I watched a modest Orange Parade, largely middle-aged and far from triumphalistI watched a modest Orange Parade, largely middle-aged and far from triumphalist

As I reported some weeks ago, several indicators suggest that the tensions are actually worse. I watched a modest Orange Parade, largely middle-aged and far from triumphalist.

And I felt for those in the Province who simply wish to remain British and must now live under the rule of Martin McGuinness and his band of ruffians. Mind you, there’s not much future these days for anyone anywhere who wants to stay British. That’s not allowed.


A pathetically thin excuse

I have now measured the road that Defence Minister Andrew Robathan says is  ‘very narrow’, too narrow, apparently, for the hearses containing dead soldiers  from Afghanistan. 

I went to Carterton, the  small town on the doorstep of RAF Brize Norton where the honoured dead will arrive after September.

And I measured the Burford Road, just outside the Church of St John the Evangelist, along which the cortege could pass on its way to Oxford, if the authorities had not chosen another route, which carefully avoids the only major High Street nearby.

The road at this point is  22ft wide, which doesn’t  strike me as specially narrow. Two-way traffic was getting through pretty briskly. 

What is more, Carterton, a strikingly modern town with exactly the same population as Wootton Bassett, has plenty of broad pavements on which people might – if they wished – assemble to pay their respects to those who did  their duty to the utmost.

Of course, the Prime Minister and his shadowy, rich backers (not all Murdoch employees) dwell just round the corner in the cosy hills above Witney and Chipping Norton. I do wonder what contacts they may have had with the Tory-controlled Oxfordshire County Council that has selected the route. The whole thing is increasingly suspicious.

 

Boston and the silent explosion

Say this to yourself slowly. A quarter of the population of Boston, Lincolnshire, are immigrants from Eastern Europe, Portugal and Asia.

This amazing fact was well down the story about an explosion in an alleged moonshine factory.

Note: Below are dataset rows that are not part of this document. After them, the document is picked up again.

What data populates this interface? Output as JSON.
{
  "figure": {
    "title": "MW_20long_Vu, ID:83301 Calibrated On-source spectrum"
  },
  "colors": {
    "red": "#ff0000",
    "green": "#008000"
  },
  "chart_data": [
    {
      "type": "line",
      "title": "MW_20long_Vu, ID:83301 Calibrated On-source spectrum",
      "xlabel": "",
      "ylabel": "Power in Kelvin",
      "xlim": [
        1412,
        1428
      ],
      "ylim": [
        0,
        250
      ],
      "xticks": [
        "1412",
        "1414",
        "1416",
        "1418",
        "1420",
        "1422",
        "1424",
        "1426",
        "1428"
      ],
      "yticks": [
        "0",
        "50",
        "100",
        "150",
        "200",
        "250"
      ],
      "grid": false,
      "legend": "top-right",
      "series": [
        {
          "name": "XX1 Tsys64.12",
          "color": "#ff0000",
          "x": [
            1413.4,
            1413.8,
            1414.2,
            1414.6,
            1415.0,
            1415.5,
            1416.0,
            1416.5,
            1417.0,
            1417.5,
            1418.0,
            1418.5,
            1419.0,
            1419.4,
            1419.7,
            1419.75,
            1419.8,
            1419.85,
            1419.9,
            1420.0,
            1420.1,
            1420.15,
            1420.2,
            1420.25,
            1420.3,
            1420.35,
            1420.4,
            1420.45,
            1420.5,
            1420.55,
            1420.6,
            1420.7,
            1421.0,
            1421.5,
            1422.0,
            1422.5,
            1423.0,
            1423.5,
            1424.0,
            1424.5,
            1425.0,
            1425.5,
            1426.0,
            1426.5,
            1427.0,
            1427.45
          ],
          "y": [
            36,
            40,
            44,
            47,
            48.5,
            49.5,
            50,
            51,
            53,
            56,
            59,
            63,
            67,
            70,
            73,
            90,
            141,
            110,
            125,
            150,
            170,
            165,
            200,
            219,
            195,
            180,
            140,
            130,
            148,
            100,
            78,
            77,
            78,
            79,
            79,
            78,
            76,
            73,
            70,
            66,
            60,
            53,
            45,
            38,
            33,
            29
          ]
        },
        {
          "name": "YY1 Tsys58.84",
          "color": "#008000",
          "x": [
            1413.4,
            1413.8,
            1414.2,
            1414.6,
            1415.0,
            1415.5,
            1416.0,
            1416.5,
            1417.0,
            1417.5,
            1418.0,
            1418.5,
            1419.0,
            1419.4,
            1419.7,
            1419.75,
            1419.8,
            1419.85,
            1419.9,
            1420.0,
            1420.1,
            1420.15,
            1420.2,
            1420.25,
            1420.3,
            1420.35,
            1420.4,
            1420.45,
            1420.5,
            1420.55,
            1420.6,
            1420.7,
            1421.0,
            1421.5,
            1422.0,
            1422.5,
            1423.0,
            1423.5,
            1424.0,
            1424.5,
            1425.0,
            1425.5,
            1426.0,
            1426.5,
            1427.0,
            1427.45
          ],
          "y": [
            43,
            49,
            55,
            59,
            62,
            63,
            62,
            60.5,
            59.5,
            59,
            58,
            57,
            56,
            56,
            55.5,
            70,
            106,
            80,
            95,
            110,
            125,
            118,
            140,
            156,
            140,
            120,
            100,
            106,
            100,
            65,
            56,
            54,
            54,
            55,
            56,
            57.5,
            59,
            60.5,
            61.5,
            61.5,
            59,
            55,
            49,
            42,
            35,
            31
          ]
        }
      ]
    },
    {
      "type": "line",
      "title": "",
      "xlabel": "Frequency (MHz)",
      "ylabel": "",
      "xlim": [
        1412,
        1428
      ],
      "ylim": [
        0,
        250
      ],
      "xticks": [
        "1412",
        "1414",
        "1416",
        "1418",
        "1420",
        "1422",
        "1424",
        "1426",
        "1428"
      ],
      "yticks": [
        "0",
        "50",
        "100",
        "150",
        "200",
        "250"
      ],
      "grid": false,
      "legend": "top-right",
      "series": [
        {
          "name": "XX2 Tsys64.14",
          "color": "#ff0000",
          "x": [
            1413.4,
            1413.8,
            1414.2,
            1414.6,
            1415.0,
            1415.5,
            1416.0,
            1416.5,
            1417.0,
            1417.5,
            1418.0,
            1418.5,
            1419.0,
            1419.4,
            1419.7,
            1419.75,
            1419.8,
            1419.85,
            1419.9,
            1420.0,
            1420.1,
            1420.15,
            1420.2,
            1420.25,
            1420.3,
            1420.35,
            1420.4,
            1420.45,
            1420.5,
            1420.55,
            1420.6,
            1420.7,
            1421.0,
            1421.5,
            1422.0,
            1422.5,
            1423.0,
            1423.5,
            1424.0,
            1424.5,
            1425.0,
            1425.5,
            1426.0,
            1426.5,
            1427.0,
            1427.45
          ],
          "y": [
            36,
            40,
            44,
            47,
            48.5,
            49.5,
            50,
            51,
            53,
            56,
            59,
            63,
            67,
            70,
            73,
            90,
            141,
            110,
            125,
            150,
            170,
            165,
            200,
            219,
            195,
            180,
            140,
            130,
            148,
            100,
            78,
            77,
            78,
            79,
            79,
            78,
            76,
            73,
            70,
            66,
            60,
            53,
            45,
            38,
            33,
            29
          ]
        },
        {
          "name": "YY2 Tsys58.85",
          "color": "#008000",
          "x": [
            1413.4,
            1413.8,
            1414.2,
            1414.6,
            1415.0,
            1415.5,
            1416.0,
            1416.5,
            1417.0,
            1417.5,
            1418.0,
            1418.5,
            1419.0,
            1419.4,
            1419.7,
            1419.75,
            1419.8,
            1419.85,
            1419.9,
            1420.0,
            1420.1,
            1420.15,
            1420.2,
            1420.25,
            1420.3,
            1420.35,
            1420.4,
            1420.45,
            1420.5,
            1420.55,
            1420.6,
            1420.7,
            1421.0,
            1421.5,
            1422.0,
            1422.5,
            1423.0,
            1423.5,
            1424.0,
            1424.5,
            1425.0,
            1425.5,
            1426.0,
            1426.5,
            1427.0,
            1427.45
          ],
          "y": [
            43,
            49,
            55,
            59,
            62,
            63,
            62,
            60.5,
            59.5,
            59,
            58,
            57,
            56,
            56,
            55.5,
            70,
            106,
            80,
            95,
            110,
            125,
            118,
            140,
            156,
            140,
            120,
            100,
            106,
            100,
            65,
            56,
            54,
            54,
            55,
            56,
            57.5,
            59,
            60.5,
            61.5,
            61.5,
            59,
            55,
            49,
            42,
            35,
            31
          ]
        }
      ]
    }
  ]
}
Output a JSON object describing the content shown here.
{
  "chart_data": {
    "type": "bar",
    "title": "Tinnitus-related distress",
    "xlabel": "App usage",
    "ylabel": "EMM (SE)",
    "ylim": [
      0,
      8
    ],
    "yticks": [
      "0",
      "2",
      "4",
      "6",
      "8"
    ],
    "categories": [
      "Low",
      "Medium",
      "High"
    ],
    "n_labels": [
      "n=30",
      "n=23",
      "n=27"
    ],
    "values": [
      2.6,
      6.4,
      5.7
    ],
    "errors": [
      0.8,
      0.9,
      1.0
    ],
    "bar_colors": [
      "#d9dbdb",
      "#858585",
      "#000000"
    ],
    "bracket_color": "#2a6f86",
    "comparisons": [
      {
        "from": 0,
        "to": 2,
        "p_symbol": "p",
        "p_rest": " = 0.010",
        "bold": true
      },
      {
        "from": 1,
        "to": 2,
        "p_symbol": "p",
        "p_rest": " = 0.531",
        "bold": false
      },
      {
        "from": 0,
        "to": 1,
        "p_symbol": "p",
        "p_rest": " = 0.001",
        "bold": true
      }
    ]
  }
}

But it is in many ways far more explosive than the explosion. 

I first visited Boston 25 years ago when it was such a settled place that people from outside that part of Lincolnshire (me) were actually called ‘foreigners’ by the locals. 

The repeated warnings from Sir Andrew Green of MigrationWatch, that the country is being transformed by migrants, are plainly true.

The only remaining question is whether it is a deliberate policy or mere incompetence.